I'm in the third grade.
I'm in the 3rd grade.
I'm in 3rd grade.

What about these examples?

We invite all grade 3 teachers to the ending of the school year.
We invite all the third grade teachers to the ending of the school year.
We invite all 3rd grade teachers to the ending of the school year.

Which are correct? Why?

  • 1
    Depends on where you are. In the US, we say third grade, in the UK, I believe they tend to say grade three... so, where are you?
    – Catija
    Jul 11, 2016 at 17:10
  • I'd like to use it in translation. I'm a native Polish speaker. Which version is more popular/adequate?
    – masterkomp
    Jul 11, 2016 at 17:18
  • 2
    Well... there are certainly more Americans on the planet than Brits... but that's the issue with translations, you need to gear them towards your market. If this translation will be primarily read within Europe, you'll want to go with the British option... if it will be seen in the US more, then go with the American version.
    – Catija
    Jul 11, 2016 at 17:20
  • Because of the starting age in Poland, the age of a 3rd grader in Poland would be more similar to the US, 8 years old. IMHO, I think the US system is more universally familiar than the British system. By "ending of the school year" do you mean "end of school year ceremony"?
    – Peter
    Jul 11, 2016 at 17:26
  • Yes, is something wrong with "the ending of the school year."?
    – masterkomp
    Jul 11, 2016 at 17:28

2 Answers 2


All of your sentences are correct and would be understood (you have a duplicate in one of your sentences).

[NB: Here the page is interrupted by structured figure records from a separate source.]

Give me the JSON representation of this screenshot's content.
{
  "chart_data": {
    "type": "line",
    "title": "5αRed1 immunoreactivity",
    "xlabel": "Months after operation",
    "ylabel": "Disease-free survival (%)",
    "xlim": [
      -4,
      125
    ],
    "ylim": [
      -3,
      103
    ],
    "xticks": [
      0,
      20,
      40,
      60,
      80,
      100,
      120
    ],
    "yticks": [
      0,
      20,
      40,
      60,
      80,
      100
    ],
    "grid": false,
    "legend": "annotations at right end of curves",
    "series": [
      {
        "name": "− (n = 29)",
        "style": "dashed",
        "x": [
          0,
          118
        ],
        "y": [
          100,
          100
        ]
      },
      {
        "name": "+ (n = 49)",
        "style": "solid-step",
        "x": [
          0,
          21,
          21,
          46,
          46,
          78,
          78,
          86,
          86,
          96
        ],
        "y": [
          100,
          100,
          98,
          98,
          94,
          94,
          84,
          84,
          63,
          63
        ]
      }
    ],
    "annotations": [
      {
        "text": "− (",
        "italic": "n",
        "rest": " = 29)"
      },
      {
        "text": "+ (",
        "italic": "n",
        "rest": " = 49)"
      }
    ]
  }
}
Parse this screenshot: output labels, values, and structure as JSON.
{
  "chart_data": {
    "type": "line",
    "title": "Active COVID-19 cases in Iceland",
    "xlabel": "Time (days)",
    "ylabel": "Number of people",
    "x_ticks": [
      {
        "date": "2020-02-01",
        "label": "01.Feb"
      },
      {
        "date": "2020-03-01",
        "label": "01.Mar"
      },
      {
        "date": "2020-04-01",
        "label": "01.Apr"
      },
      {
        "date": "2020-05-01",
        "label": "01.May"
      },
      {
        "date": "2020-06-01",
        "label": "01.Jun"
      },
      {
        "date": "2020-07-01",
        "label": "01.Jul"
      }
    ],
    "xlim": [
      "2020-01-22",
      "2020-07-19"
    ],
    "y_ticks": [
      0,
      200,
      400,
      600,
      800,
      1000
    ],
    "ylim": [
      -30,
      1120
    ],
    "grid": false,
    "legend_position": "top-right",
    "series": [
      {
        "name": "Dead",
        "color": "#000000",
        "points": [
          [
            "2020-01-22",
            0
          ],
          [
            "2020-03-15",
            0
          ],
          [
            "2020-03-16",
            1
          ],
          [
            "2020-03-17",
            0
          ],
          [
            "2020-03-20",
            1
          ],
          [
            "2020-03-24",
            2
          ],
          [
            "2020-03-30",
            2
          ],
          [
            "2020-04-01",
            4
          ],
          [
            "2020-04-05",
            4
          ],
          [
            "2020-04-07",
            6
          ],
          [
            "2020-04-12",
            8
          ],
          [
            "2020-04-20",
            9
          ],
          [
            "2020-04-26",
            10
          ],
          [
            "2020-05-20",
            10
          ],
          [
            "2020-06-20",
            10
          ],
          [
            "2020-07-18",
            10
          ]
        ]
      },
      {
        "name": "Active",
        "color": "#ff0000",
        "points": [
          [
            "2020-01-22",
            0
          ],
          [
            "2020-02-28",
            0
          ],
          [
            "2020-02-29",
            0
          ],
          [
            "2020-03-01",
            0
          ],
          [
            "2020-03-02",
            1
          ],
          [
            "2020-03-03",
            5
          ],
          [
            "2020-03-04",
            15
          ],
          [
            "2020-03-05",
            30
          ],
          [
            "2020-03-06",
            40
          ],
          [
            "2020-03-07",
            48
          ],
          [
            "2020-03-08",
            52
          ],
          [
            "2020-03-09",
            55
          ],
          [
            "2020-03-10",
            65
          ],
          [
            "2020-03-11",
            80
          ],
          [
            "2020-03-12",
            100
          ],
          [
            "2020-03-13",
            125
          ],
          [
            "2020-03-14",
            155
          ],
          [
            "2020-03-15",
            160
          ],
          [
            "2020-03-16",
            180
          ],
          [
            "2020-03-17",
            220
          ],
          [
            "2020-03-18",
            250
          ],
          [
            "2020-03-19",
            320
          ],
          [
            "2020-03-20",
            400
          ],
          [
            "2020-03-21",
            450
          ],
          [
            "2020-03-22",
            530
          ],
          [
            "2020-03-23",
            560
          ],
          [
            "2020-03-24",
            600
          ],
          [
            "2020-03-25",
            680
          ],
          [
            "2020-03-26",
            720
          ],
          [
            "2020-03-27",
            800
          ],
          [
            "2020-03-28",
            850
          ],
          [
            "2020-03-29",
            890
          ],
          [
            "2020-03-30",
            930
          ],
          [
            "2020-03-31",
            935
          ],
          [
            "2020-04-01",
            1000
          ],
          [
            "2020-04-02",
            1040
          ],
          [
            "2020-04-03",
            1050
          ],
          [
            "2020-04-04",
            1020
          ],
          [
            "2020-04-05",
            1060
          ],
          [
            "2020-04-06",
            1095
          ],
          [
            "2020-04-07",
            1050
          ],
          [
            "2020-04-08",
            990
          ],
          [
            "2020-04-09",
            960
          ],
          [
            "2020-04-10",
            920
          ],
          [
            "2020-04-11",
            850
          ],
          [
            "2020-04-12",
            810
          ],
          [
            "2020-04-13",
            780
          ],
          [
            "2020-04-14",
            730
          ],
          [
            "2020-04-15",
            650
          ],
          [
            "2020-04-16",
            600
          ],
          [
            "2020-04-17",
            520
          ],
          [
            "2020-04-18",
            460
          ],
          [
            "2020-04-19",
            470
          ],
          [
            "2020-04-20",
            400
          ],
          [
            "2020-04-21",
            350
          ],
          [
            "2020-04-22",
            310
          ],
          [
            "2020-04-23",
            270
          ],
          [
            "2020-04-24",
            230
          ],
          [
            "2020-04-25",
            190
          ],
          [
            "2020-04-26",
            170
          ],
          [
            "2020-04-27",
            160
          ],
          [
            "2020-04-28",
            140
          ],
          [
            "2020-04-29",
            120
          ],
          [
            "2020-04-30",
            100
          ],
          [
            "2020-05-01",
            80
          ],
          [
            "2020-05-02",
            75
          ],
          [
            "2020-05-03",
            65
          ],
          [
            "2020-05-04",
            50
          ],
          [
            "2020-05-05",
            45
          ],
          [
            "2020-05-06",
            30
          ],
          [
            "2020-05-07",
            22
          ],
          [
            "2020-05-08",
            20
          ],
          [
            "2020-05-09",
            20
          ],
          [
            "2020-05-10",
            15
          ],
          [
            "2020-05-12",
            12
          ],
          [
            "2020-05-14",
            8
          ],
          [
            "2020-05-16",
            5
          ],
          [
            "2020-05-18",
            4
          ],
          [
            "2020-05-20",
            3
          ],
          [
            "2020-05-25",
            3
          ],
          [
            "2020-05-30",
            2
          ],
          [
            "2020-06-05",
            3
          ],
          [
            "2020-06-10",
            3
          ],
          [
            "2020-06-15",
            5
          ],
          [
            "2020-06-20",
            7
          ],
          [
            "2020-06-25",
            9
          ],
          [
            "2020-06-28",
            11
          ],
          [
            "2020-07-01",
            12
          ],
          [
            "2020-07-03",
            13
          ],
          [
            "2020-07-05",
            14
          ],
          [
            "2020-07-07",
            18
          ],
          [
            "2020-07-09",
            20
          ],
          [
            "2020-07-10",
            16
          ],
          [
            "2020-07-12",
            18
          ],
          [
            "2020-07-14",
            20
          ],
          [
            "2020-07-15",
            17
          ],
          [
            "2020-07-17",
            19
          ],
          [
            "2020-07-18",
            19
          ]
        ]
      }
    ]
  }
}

"Grade" does not need to be capitalised even though it is the "name" of a particular grade level.

From my experience, a student would usually say

Q: What grade are you in?
A: I'm in third grade. (AmE)

the determinant "the" is not necessary but can be used without loss of understanding.

third grade
3rd grade
children usually advance to third grade after finishing second grade

gets used in the US (AmE).

P3 (most often)
I'm in Mrs Corbett's P3 class.

grade 3 (not as often)
grade 3 and form 4 students will have compulsory math classes

gets used in the UK (BrE).

grade 3

may also be used in other countries.

  • 1
    P3? What is that?
    – Catija
    Jul 11, 2016 at 17:20
  • UK system is: anti-nursery (pre-K), nursery (K), P1 (primary-1), P2 (primary-2), P3 (primary-3), Form 4... "P3" is also mainly the English system designation, the upper grades have different designations in Scotland.
    – Peter
    Jul 11, 2016 at 17:28
  • In this document I noticed that grade and a number is often used: eurydice.org.pl/wp-content/uploads/2014/10/… However, in this one is 3rd grade students pliki.echodnia.eu/pdf/gtranskrypcja_PP.pdf
    – masterkomp
    Jul 11, 2016 at 17:35
  • To add to what @Peter has said, Scotland has seven primary years (P1 through P7), four compulsory secondary years (S1 through S4), and two optional secondary years (S5 and S6). I believe England has six primary and seven secondary, but I don't know the designations.
    – LMS
    Jul 11, 2016 at 19:38

You usually say "in (the) third grade in AE, whereas you say in the third year in BE. You can use 3rd before grade/year, but it's not common. The same is with grade three/3; it's not common.

As for the second question, you usually say 'all the third-grade teachers. Again, the use of 3rd isn't common here.

  • "all third-grade teachers" without "the" would also be correct? What if I want to sign a notebook? Should I write: 3rd grade, the third grade, third grade, Grade 3 ?
    – masterkomp
    Jul 11, 2016 at 18:43
  • I'll prefer third grade to 3rd grade.